During one of the sessions on last week’s ODTUG 2006 conference, I saw a very interesting demo by Keith Laker. He discussed the problem of having several dozens of dimensions or descriptors for a particular fact and utter uselessness of a report with more than 40 or 50 qualifiers. Like an overview of salesrecords with per customer information such as name, birthdate, gender, zipcode, number of pets, political affiliation, job, health history, favorite author et. Each one of these pieces of information may be meaningful, but when all presented in a report, it becomes impossible to extract meaningful information. So he suggested an approach for determining which of all these qualifiers are the most useful ones and only including those in the report.
Using Oracle Data Mining PL/SQL API – embedded in the Oracle 10gR2 database – we can easily find out which dimensions are important ones. In his demonstration, he extracted the top 5 attributes from a set of over 50. These top five together determined the fact for more than 95 % and therefore the analysis could focus on only these attributes.
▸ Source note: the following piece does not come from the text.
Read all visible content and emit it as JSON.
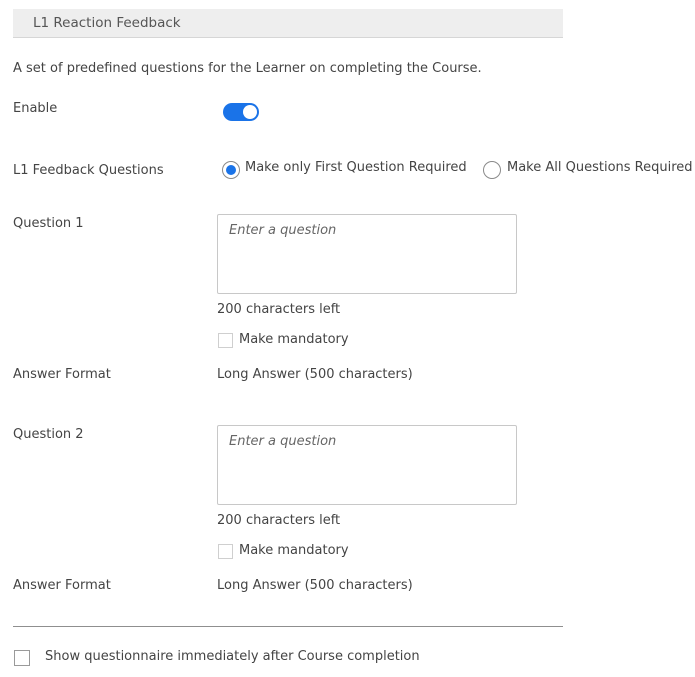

The PL/SQL package to use is called DBMS_PREDICTIVE_ANALYTICS. An introduction can be found here. You can the EXPLAIN procedure the name of a Table or View and the name of a target column – the column (fact) whose value you are interested in and for which you would like to know which of the other columns have the largest determining contribution. The results of the EXPLAIN are written to a results table:
From this table, we can easily find the columns with the largest contribution in determining the target column’s value.
For a very accessible introduction to the use of Data Mining from simple SQL queries, read Marcos Campos’ great article: The SQL of Analytics 1 – Data Mining. He shows first how existing Data Mining Models can easily be incorporated into normal SQL queries using the PREDICTION_PROBABILITY operator. With this operator, we can apply a pre-created Data Mining Model to every record evaluated in the SQL query and filter it based on the result of applying the model. He continues to demonstrate how the Data Mining model itself can be created, using pretty straightforward PL/SQL APIs. Data Mining can easily be included in our ‘normal’ applications to further refine our queries and support decision processes.